Kubernetes Metrics and Monitoring
This post explores the current state of metrics and monitoring in Kubernetes by walking through the gradual thought process that I experienced when learning this topic.
I don’t want to spend too much time on history, so here’s a quick recap of recent events in this domain:
- Kubernetes needs some metrics for it’s basic out-of-the-box functionality, like autoscaling and scheduling. This is regardless of any monitoring solution you may want for the purpose of troubleshooting and alerting. The case for Kubernetes is often being referred to as the ‘core metrics pipeline’ in contrast to a general monitoring solution.
- Heapster was a cluster wide resource aggregator that Kubernetes depended on which is now deprecated.
- Kubernetes introduced a new API for describing metrics - the ‘Metrics API’. This is just a spec, not an implementation. Implementors provide a webserver that adheres the the spec, which is incorporated into the Kubernetes API by leveraging Kubernetes API aggregation. The spec describes the following types of metrics:
- Resource metrics: Resource usage metrics for pods and nodes (e.g. CPU for a pod).
- Custom metrics: Arbitrary metrics for Kubernetes objects (e.g. requests for a service).
- External metrics: Metrics unrelated to Kubernetes that you still want to incorporate into the Kubernetes core metrics pipeline.
- metrics-server was introduced as a Kubernetes component that implements the new metrics API for resource metrics (thus replacing Heapster). It’s expected to be included in modern Kubernetes distributions, but currently it’s usually an add-on.
- There is variety of 3rd party adapters that expose metrics from different kinds of data stores as Kubernetes metrics API.
- Pod autoscaler (HPA) was limited to only basic metrics and was revised to now leverage the Kubernetes metrics API.
- Prometheus is the de-facto standard monitoring solution (not core metrics pipeline) for Kubernetes. Kubernetes itself is instrumented for Prometheus, and there are abundant exporters for this ecosystem.
The purpose of this post is not to dive into the above mentioned concepts, but to help you understand the big picture; how they and other projects you may have encountered in this space fit together and to what end.
Basic Kubernetes setup
So based on the recap, and based on most guides/tutorials you would find, a standard monitoring and core metrics pipeline for Kubernetes will look something like this:
- We have metrics-server in the cluster to allow basic Kubernetes functionality.

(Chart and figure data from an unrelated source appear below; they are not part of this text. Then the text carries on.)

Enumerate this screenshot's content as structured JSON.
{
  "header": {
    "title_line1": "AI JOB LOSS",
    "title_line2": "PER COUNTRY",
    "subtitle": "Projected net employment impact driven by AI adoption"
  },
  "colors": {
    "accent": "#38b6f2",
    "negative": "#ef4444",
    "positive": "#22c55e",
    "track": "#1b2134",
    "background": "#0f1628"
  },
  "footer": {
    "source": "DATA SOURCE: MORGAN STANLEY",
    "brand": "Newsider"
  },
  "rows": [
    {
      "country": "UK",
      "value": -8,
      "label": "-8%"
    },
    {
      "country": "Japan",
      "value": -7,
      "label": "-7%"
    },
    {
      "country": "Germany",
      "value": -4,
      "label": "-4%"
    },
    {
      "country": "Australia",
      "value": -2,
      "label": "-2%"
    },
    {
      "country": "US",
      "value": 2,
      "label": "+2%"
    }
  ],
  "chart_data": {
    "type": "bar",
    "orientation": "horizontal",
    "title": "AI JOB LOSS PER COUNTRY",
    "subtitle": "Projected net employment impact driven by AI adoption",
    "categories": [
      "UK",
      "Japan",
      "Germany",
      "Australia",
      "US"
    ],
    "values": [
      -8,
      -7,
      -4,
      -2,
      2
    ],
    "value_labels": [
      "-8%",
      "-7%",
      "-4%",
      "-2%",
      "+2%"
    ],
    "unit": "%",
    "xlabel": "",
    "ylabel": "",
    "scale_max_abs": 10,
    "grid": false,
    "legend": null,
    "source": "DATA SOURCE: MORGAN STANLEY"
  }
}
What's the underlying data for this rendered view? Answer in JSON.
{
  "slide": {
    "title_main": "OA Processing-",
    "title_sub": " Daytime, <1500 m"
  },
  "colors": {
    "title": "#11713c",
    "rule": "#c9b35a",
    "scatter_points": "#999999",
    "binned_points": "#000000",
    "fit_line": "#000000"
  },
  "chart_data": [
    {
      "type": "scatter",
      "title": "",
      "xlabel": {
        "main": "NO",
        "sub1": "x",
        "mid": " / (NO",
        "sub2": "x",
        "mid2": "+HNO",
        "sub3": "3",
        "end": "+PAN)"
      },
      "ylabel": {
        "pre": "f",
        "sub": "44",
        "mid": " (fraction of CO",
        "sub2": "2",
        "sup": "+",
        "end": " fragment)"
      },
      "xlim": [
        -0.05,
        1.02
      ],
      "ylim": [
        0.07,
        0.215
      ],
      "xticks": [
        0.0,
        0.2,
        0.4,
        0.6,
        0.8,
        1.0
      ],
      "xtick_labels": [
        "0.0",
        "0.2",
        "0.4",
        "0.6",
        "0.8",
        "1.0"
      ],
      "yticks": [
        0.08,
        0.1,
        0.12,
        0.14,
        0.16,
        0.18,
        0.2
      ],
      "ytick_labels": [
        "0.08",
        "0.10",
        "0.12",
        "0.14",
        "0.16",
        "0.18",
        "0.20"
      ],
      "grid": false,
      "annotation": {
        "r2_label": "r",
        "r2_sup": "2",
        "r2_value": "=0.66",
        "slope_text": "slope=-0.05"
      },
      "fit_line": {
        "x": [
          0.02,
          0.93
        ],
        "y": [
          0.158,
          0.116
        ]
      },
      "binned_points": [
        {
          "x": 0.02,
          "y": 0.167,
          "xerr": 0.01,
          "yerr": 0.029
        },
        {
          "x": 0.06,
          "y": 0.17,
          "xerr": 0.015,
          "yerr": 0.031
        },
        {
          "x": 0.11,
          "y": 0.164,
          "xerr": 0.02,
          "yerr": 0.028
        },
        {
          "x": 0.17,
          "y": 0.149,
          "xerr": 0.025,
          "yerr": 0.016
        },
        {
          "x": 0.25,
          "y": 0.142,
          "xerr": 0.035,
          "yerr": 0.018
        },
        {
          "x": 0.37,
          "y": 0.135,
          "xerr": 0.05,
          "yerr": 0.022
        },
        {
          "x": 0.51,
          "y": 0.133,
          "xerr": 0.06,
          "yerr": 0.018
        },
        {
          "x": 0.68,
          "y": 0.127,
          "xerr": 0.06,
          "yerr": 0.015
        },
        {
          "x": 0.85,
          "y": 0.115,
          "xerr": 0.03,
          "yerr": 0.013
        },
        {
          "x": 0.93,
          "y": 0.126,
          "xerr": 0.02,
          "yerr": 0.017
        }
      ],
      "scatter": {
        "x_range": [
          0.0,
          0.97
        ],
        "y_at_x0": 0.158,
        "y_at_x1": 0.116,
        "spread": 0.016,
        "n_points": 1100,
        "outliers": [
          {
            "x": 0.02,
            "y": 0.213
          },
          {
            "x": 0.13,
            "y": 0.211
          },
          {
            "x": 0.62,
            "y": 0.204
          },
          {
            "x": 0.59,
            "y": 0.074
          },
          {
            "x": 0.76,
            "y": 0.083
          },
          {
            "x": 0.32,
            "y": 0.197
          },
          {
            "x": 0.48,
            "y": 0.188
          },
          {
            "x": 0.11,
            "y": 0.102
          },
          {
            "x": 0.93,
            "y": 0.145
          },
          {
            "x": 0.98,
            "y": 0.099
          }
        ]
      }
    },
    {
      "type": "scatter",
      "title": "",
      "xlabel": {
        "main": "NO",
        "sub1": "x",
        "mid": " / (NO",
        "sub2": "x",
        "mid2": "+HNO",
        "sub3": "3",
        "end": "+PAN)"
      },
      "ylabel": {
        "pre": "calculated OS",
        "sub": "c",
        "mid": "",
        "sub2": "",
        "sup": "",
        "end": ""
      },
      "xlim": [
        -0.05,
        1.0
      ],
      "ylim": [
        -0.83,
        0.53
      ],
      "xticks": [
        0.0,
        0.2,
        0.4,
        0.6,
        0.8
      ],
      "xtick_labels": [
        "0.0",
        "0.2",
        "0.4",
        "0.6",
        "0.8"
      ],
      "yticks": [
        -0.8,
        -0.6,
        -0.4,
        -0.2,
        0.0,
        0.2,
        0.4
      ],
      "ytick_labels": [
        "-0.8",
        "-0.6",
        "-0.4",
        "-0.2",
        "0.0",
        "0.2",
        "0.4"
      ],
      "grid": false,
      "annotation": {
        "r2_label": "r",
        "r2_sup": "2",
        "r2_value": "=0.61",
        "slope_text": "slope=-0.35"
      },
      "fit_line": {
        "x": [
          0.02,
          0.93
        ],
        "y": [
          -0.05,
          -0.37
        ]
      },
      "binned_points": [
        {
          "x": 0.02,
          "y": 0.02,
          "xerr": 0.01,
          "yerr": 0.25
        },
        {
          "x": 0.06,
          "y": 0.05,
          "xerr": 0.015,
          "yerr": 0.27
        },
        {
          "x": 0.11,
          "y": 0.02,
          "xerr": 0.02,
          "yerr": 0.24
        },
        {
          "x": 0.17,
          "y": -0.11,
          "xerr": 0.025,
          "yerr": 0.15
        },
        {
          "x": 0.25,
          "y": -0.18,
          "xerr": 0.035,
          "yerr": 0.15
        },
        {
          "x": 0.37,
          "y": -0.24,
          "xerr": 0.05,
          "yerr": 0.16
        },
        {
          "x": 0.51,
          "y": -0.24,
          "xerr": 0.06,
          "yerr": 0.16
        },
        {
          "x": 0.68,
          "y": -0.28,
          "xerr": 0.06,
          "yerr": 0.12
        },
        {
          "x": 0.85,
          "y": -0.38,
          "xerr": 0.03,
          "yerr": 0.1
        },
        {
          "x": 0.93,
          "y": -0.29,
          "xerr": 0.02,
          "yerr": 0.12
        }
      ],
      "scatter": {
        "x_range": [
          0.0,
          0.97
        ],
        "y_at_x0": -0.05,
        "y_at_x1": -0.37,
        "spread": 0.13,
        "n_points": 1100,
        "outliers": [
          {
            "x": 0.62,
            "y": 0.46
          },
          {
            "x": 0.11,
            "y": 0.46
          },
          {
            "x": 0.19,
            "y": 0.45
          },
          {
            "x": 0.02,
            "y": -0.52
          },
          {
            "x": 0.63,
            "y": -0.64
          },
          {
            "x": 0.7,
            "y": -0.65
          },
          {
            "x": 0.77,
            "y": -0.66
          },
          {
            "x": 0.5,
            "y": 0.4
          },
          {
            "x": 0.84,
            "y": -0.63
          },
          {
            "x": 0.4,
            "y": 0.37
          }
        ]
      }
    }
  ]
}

- We also have Prometheus as a monitoring solution.
- There may be additional Prometheus exporters in use.
Basic + Cloud
More often than not, our Kubernetes cluster is part of a larger environment which is monitored independently. For example: we use a managed kubernetes service in a cloud platform, our cloud environment has many other components (or entirely different systems) so we have been using the cloud provided monitoring solution to monitor our cloud environment. At this point we have two separate monitoring systems.
Let’s add another (fairly common) component to the scenario, our Kubernetes based application uses some cloud provided ‘as-a-service’ component, like a database or a queue. The service is natively monitored by the cloud provider monitoring solution which we already use. We also need to include those metrics on the Kubernetes core metrics pipeline. Example: our app uses a cloud queue and we would like HPA to autoscale pods based on the queue length metric.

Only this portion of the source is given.